Some businesses have always been better than others, and once-good companies often lose their way. However, despite Manners’ [Armageddon-sounding] lead-in, I liked this book. The mini case studies Manners has collected show that having a quality, useful product or service is usually a primary requirement for success. You can’t tell consumers you are something fantastic and then not deliver upon that in terms of product usefulness, product quality, the sales experience, customer service levels, etc.
A Strong Brand Is Authentic and Relevant
Your brand is the sum total of the experiences people have with your company and product. If your product is irrelevant or your way of distributing the product is not really matching customers’ needs (even if only vanity needs), then your company is almost doomed to low sales volumes and/or high levels of returns.
Although the “Relevance” case studies are about companies in a wide variety of industries, very few of which are focused on green or sustainable strategies, Manners’ thesis provides an interesting discussion point for green businesses.
Most green businesses are counting on the fact that a potential customer will care about the green business practices of the company and/or that the customer is buying the product or service in order to live more sustainably. As a green company, you have a trmemendous opportunity to make a difference in the lives of green-minded consumers and acheive both brand loyalty and possibly even advocacy.
Greenwashing Is Topical, Not Relevant
This is good for green business owners. Manners’ thesis implies that companies who are not truly sustainable but who are greenwashing their brands will fail. If a company is not as green as it can be throughout its operations and product development, the public will eventually show their green preferences by taking their business elsewhere.
Your Brand is Everything
One of Manners’ case studies that best encapsulates “provide something unique and useful first, tout it later” has to do with Staples, the office supply chain. In 2001, when the Company was swimming in customer complaints, Staples researched what customers wanted. The answer was just that they wanted to be able to easily find the product they came into the store to get. (Business is not rocket science.)
Staples re-branded the Company by:
1. paring down the number of products in a store (removing 800 items)
2. adding larger signs to help customers find what they came in to get
3. training sales people to walk customers to the ailse where a needed product is located
4. making sure they kept sufficient inventory of the most popular items (printer cartridges) in all stores
After a year spent implementing these changes, Staples launched a “That Was Easy” campaign. If they had launched that marketing campaign before the real experience of shopping in a Staples store was truly easy, you can just imagine the number of angry customers they would have had. Instead, Staples has a brand, store experience and product selection that they can stick with and that customers want to stick with.

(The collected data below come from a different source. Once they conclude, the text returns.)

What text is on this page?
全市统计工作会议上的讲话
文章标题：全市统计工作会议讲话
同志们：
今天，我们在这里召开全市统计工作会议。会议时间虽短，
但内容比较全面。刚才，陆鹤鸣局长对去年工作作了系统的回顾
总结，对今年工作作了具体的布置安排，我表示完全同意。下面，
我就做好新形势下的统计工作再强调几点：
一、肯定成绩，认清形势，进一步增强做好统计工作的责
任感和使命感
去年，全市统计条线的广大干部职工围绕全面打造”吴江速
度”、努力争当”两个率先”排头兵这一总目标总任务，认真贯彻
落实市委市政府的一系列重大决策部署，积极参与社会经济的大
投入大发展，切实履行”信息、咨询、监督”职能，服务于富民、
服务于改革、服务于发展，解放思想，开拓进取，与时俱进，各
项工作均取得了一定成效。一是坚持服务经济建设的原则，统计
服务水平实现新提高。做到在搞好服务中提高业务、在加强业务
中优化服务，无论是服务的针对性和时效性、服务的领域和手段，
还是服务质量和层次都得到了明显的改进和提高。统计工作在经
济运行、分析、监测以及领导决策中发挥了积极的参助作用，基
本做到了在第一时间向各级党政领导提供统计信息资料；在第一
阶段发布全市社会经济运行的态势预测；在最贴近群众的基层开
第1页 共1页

More reading on branding for green businesses:
The Six Sins of Greenwash and How to Repent
Less Is More, A Truly Green Product is Packaged Green



I agree that companies that are guilty of greenwashing will fail (at least as green companies). The trouble is that too much greenwashing can lead to green fatigue, which is not good for companies that are legitimately providing Earth-friendly solutions. My client, StalkMarket explores this topic on the company’s new blog at http://blog.stalkmarketproducts.com (see posts on greenwashing and green fatigue). I hit the topic from a PR perspective on my blog http://blog.koifishcommunications.com
Yes, that is a problem. Truly sustainable companies need to differentiate themselves with “proof points”, such as facts about ingredients, transparency about sourcing, information on their websites about energy savings and other in-house green initiatives, etc. That way consumers’ response to green claims will be “prove it”. — Leah
One simple benchmark is the 100-mile sustainable radius; produced, manufactured and consumed.
Company’s can then argue their points from this fundamental.